Uau, as Parcas realmente deveriam odiá-lo. 

Na próxima vez que morresse (E Mitch rezou para que fosse muito longe no futuro), ele garantiria que tudo ia ocorrer certinho. Nada de escapulidas ou espertezas para o Mundo dos Vivos, seja lá como ele conseguira ressuscitar em primeiro lugar. Ia ser um bom romano e seguir o protocolo, uma vez na vida (ou na morte, neste caso).

Que pensamento mórbido. - disse para si mesmo, internamente. Os dedos formigaram, Mitch queria escrever aquilo. - Vou contar para a dra. Mallory depois. 

O garoto cruzou mais um rol de escadas e se viu diante de uma porta de mogno. Havia uma plaqueta que dizia ADMINISTRAÇÃO. 

Mitch encarou os amigos e disse, já com a mão na maçaneta: - Devemos nos preparar para uma luta ou…?

- Até onde sei, Ariadne é uma boa deusa. - Hesper falou, as mãos na alça da mochila. - Se casou com Dionísio, virou uma imortal que fazia parte de seus bacanais e tudo o mais. Vocês sabem.

- Teve aquela versão onde ela morria em Naxos por uma flechada de Ártemis sob ordens de Dionísio, também. - Icarus falou, a expressão tensa e a voz grave.

Hesper o encarou e disse: - É apenas uma analogia, tenho certeza. Tipo, para ela ter deixado a vida dos mortais. A apoteose é uma forma de morte, também.

- Se você quer enxergar assim, beleza. - murmurou o filho de Hécate, levando um beliscão da garota. - Ai!

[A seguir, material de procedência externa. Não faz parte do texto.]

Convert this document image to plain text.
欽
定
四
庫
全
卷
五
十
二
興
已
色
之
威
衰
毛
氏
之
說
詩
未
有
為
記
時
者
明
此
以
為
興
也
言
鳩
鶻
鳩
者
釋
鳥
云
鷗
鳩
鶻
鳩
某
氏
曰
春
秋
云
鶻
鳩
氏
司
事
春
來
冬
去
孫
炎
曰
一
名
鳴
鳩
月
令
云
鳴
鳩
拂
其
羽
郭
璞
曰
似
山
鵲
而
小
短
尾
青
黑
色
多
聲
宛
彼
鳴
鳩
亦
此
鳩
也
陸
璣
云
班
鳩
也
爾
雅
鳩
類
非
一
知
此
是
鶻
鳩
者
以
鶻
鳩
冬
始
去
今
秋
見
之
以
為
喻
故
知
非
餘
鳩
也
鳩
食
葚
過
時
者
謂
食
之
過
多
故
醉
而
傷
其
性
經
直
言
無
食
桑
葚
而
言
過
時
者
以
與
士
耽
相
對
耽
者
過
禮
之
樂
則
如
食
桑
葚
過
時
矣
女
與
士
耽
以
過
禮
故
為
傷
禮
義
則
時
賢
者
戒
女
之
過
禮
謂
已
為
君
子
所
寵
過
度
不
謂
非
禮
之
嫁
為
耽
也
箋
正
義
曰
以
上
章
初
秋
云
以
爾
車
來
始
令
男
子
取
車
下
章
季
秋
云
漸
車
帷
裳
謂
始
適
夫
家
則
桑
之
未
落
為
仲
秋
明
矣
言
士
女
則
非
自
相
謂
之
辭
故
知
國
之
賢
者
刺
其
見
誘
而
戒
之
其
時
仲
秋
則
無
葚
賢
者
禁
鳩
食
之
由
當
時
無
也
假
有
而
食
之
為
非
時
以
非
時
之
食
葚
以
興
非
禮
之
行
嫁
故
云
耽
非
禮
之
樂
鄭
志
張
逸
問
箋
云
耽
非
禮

- Não se leva os mitos ao pé da letra, ok?! Você bem sabe disso.

- Seja como for, ela decidiu abrir uma galeria em SoHo. É, no mínimo, charmosa. - murmurou Mitch, fazendo-os rir. - Vamos nessa.

Icarus bateu a porta.

- Ariadne? Nós estamos aqui em nome do Sr. D.! - disse o feiticeiro, fitando os amigos em seguida.

Mitch segurou a maçaneta e Hesper os observou.

- Tá aberta! - disse uma voz feminina. - Podem vir!

 

Os três meio-sangues adentraram o recinto, encontrando um escritório enorme e recheado de obras de arte flutuantes. O chão era feito de pedra e as paredes púrpura se moviam como se fossem líquidas. Uma porção de retratos dançava ao redor dos meio-sangues enquanto eles caminhavam.

O teto era um círculo perfeito com uma obra de arte que daria inveja a alguma igreja no Vaticano - Lá estavam uma representação pitoresca de Dionísio e Ariadne reclinados em um sofá confortável, com sátiros e ninfas que dançavam lado a lado. Os Deuses se encaravam, apaixonados.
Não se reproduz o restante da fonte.